Berapa keuntungan hasil menjual kue? Aku sendiri hanya gigit jari dan menunduk malu ketika mbah Asni menyebutkan nominalnya. Lalu dimana anaknya? Air matanya tiba-tiba menetes. “Anakku wes ndak gelem karo wong tuwone. Wes pirang-pirang tahun ndak muleh.” (Anakku sudah tidak mau dengan orang tuanya. Sudah bertahun-tahun tidak pulang). Mendengar jawaban itu, hatiku berteriak. Berontak. Ya Tuhan, cerita Malin Kundang telah berjaya dengan berbagai versi. Akankah kita berbuat lebih kejam lagi sebagai balasan wujud cinta kepada ibu?

“Say it with Blog Writing Contest”, aku membaca tulisan itu di internet. Tentang siapa orang yang paling kamu cintai. Aku sudah tahu jawabannya, dan telah kutuliskan dalam coretan-coretan buku kecilku sehari-hari. Ibu, adalah jawaban cinta yang sebenarnya.
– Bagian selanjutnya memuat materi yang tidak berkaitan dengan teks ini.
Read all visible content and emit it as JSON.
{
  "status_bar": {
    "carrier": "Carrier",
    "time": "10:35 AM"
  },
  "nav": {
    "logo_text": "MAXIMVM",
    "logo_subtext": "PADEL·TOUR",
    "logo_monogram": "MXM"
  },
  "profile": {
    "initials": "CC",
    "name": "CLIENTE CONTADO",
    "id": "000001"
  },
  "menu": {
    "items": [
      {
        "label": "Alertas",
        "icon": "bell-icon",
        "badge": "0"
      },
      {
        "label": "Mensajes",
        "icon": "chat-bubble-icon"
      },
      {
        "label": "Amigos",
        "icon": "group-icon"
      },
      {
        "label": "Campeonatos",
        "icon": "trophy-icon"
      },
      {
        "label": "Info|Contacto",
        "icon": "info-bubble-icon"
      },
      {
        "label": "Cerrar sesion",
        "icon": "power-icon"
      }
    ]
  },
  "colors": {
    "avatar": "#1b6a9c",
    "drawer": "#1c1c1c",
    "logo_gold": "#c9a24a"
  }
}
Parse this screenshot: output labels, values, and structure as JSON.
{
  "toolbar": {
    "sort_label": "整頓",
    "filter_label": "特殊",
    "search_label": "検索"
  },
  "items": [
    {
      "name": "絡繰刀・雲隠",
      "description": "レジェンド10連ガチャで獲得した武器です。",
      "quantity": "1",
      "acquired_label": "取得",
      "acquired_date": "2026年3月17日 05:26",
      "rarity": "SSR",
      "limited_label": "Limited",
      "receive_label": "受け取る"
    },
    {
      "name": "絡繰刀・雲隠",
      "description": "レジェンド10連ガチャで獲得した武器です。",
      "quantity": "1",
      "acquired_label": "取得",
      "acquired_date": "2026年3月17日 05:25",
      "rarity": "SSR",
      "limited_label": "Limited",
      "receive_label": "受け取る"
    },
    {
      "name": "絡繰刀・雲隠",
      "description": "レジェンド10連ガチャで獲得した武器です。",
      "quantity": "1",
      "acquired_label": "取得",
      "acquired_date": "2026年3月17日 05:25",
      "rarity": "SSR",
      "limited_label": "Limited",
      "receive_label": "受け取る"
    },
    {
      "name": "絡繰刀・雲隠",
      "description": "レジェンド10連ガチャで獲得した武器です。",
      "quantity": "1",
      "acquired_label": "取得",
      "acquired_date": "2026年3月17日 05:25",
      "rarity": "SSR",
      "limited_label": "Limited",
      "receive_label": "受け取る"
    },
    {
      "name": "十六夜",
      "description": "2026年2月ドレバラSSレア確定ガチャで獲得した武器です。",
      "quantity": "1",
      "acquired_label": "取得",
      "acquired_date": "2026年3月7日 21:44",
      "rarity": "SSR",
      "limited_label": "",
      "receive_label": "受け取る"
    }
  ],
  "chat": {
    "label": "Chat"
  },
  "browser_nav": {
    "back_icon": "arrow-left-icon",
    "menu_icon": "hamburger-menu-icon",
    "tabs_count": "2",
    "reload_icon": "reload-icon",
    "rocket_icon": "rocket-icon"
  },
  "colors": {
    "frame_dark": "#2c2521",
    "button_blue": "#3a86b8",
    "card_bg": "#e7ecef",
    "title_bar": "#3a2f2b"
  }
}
Bukankah cinta itu harus tulus? Bukankah cinta itu memberi tanpa mengharap balasan? Bukankah cinta itu tidak cukup hanya sehari? Bukankah cinta itu perasaan senang jika kita berada di dekatnya? Bukankah cinta itu adalah naluri yang bekerja merasuki setiap hal terkecil apa yang kita rasakan? Bukankah cinta itu butuh pengorbanan? Bukankah cinta itu perjuangan? Dan semua cinta itu hanya kutemukan dalam diri ibu. Dering smsku pun berbunyi. Ya Tuhan, pesan dari ibu. Aku selalu tersenyum jika membaca pesan ibu. Dan satu lagi, bukankah cinta itu adalah orang yang membuatmu tersenyum dan mengirimu pesan ‘besok kamu pulang’?